Not all drug users use regularly or are dependent. Recreational and irregular users would fall outside the guidelines of the program. They would either have to continue to obtain their drugs illegally, or would have to increase their habit so as to be eligible to obtain a prescription.


The term decriminalisation has been used in a number of different ways, to mean anything from reducing the penalties attached to drug offences, to completely removing all drug offences from legislation.

Decriminalisation can be dealt with in the manner of a fine. However, it is generally argued for in relation to minor drug offences such as possession. More serious drug offences, such as drug trafficking, remain major crimes and (consequently) incur harsh penalties.

Decriminalisation of cannabis use has occurred in South Australia and the ACT. An 'expiation notice' system has been introduced where a fine is imposed for possessing small quantities. So far, there has been no indication that the level of cannabis use in those states has significantly increased.

Decriminalisation would save on law enforcement efforts and on court costs. The major argument against decriminalisation is the concern that it would lead to a substantial increase in the use of those drugs that were decriminalised. (People can still be dealt with harshly under decriminalisation, however; fines can be difficult to meet, especially for some drug users whose financial assets may be limited.)

Public support

Any changes to drug policy require community support if they are to be effective. A recent survey showed that there is not general community support for a relaxation of drug laws. Over 91 per cent of people opposed proposals to legalise the personal use of heroin, amphetamines (92 per cent), cocaine (92 per cent), while 55 per cent opposed legalising cannabis. Increasing the penalties for the sale or supply of these illegal drugs was well supported (heroin 88 per cent, amphetamines 86 per cent, cocaine 86 per cent and cannabis/marijuana 63 per cent).

Source: NDS National Drug Strategy Survey 1995

Where to from here?

There are no simple solutions to the illegal drug problem. The debate surrounding illegal drug use, which is frequently controversial, is valuable to provide a greater understanding of the issues. This is vital if politicians, legislators and the public are to make the right decisions regarding illegal drugs.

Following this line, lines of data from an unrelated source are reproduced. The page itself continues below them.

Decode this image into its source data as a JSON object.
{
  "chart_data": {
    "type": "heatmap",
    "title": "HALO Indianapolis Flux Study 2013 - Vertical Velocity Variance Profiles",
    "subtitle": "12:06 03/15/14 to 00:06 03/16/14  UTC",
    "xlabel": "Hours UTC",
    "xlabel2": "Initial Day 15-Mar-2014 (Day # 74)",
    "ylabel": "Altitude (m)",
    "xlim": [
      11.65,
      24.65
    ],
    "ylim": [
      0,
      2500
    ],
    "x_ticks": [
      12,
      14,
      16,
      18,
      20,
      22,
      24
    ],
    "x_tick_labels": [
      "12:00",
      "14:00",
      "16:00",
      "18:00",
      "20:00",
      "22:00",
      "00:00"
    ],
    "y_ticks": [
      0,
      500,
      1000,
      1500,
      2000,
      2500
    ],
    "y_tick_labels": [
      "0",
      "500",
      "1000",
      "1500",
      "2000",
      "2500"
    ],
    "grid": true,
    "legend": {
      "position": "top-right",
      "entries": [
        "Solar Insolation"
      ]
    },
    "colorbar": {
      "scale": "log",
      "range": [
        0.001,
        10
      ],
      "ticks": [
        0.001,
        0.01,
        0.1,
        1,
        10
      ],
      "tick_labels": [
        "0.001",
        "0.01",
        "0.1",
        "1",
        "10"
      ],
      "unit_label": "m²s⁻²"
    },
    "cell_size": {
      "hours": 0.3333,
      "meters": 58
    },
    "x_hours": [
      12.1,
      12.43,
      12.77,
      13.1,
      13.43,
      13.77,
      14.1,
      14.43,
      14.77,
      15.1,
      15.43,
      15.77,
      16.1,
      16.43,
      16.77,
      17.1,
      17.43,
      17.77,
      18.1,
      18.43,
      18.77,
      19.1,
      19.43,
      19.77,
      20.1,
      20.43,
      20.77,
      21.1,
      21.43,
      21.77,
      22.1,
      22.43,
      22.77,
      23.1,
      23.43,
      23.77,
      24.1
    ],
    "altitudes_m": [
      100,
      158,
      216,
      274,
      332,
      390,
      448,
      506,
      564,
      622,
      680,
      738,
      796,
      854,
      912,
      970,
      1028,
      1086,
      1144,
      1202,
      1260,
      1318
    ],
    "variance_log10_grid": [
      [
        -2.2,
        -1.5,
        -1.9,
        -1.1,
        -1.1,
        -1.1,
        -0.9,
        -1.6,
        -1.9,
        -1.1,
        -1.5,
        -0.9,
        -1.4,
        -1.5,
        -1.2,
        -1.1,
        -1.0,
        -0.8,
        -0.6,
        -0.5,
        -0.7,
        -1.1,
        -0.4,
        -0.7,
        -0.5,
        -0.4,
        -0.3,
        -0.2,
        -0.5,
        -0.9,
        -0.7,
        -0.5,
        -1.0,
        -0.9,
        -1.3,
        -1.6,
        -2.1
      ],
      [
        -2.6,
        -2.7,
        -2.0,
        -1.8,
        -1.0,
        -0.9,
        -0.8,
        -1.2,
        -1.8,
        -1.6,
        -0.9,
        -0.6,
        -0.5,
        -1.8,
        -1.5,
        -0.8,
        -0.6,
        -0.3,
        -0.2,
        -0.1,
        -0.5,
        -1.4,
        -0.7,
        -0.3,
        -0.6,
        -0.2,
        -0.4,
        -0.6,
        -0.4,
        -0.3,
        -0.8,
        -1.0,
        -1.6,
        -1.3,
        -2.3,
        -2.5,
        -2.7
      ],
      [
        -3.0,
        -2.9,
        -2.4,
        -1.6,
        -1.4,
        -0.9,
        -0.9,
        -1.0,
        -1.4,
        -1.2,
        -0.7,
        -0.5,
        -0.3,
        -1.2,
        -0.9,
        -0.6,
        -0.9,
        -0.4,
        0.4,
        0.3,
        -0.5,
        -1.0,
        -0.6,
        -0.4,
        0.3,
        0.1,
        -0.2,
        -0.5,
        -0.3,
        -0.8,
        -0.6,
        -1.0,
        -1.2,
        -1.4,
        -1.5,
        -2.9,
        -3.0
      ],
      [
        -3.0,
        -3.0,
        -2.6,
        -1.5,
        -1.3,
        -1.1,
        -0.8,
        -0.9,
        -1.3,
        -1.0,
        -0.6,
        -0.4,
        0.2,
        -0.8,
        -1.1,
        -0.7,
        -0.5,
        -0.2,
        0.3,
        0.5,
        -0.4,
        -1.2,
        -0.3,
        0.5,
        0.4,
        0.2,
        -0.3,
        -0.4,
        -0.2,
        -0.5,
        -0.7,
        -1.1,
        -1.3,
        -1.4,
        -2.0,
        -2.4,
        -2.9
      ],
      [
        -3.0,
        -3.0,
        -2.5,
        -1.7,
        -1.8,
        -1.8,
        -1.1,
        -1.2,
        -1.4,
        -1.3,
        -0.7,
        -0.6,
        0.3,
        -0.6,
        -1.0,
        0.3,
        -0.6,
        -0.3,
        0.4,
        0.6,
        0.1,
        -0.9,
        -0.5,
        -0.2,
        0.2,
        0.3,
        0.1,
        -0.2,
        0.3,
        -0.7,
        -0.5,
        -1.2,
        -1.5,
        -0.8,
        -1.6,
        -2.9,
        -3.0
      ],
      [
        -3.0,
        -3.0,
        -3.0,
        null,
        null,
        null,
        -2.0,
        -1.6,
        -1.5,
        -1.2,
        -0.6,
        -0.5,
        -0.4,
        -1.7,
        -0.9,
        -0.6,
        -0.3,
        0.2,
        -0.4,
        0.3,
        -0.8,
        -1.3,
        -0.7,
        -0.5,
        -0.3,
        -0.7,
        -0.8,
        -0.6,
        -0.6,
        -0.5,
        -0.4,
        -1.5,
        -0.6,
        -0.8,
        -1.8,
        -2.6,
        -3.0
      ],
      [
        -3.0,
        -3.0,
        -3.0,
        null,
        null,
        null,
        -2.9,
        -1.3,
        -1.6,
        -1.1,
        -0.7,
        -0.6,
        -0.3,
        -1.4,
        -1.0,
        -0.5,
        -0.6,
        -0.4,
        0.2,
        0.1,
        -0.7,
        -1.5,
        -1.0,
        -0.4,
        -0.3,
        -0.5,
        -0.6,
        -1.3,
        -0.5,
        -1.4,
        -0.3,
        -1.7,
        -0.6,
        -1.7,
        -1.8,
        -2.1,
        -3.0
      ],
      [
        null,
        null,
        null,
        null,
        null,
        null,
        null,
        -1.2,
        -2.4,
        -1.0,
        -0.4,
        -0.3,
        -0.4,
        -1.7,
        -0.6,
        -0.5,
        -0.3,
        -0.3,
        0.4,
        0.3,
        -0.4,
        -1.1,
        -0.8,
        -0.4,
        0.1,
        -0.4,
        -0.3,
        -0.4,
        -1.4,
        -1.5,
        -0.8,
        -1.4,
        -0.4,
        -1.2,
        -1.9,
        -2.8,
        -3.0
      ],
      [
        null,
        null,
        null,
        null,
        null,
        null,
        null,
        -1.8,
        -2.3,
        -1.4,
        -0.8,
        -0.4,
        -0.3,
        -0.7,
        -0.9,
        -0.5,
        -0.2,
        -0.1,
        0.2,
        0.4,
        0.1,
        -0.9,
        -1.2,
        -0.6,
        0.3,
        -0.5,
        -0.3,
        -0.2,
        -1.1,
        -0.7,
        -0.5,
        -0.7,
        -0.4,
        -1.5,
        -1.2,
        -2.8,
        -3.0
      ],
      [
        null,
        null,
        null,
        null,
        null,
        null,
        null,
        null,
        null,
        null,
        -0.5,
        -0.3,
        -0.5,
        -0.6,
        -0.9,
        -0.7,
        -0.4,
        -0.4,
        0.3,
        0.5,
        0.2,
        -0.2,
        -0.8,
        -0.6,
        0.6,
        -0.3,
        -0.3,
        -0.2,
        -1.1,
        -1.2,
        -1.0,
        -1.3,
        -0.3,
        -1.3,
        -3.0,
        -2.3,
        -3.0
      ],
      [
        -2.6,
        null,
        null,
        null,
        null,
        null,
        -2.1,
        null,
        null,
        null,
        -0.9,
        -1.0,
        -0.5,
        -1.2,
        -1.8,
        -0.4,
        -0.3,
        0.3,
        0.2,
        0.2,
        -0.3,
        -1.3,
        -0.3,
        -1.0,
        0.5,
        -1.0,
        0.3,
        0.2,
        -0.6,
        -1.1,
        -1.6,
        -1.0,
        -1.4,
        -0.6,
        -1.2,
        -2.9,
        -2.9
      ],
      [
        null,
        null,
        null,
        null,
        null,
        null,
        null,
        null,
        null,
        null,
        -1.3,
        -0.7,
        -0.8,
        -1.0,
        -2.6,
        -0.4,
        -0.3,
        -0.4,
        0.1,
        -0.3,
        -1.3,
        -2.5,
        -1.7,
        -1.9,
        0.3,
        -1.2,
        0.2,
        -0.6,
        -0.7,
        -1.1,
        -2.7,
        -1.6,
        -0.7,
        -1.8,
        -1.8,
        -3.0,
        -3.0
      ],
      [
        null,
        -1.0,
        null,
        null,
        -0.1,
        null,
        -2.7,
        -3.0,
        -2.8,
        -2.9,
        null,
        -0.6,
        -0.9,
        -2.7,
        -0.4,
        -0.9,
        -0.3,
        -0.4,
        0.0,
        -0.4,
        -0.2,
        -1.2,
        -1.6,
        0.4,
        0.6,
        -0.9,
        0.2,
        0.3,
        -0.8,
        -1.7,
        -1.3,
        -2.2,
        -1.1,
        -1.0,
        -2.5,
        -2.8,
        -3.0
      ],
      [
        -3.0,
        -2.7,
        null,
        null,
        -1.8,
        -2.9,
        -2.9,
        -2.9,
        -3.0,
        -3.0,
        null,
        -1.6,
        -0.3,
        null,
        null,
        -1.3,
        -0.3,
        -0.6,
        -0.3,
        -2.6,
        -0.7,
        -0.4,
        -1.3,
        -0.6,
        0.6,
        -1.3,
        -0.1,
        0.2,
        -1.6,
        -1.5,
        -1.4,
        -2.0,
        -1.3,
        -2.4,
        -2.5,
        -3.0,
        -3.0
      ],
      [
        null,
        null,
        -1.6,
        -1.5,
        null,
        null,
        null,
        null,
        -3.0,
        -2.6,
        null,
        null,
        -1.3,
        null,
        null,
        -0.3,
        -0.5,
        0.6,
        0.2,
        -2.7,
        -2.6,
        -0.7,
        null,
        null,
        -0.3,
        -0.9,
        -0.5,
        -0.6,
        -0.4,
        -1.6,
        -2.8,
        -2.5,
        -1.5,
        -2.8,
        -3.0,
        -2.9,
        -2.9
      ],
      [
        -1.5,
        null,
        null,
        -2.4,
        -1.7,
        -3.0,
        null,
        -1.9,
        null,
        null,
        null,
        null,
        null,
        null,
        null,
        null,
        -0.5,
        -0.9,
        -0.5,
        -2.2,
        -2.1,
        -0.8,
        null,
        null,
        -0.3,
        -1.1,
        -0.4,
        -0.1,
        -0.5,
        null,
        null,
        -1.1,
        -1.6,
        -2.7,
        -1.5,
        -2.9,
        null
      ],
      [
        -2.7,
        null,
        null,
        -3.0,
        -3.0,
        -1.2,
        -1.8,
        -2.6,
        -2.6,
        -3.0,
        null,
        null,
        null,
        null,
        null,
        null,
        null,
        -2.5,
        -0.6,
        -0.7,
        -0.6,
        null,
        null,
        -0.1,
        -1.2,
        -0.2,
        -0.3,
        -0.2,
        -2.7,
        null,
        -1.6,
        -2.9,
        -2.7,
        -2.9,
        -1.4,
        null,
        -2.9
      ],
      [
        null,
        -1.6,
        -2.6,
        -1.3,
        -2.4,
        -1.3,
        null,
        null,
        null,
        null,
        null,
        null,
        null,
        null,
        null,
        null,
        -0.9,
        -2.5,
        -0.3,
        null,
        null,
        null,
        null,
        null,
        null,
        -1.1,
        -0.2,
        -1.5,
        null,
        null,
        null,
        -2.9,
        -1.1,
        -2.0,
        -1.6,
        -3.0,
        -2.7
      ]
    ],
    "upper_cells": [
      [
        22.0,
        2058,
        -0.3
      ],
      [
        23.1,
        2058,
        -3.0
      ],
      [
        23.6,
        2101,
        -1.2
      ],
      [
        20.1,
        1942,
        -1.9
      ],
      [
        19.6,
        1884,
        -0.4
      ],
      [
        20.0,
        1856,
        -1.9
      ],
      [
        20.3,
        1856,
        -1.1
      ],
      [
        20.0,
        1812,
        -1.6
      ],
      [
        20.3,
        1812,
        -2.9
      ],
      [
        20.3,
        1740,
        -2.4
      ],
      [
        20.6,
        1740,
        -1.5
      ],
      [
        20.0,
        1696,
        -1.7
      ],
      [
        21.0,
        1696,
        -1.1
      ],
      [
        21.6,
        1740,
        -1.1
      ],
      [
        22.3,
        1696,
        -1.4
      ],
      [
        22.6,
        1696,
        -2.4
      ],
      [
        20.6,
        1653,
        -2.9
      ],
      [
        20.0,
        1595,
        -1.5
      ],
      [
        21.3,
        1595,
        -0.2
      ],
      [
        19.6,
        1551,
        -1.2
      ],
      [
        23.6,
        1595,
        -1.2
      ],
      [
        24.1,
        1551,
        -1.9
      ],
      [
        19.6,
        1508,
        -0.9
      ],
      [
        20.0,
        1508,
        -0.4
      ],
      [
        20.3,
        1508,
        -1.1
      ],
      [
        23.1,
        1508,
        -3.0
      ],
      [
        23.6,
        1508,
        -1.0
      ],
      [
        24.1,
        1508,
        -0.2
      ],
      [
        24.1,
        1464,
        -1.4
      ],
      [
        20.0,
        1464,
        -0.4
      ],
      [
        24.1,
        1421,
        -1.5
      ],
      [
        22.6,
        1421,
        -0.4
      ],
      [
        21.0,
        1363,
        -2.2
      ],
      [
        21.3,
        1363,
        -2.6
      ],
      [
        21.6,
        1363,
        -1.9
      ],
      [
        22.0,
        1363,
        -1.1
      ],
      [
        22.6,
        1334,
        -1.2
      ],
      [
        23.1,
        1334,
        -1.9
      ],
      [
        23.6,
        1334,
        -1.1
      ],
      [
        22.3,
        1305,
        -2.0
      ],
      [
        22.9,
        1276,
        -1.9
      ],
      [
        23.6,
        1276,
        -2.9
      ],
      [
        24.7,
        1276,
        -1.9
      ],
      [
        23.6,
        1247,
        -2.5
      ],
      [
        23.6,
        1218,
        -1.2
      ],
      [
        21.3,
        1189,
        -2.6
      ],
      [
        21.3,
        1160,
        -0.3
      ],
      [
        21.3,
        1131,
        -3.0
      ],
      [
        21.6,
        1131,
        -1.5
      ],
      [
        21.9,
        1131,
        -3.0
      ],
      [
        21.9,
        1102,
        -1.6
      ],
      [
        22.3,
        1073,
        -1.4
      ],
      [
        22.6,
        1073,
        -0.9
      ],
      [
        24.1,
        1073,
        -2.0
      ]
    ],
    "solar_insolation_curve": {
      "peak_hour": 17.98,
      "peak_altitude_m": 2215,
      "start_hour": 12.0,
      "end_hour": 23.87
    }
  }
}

It is clear that law enforcement strategies alone will not solve the 'drug problem'. A combination of strategies, including community education and development, and legal initiatives, are needed to reduce the harms associated with drug misuse.

There are many unanswered questions about what effects changes to drug policy would have. Only by carefully examining the options, carrying out research and investigating the impact that changes have had in other countries, will we be in a position to choose the best way to address illegal drug issues in our society.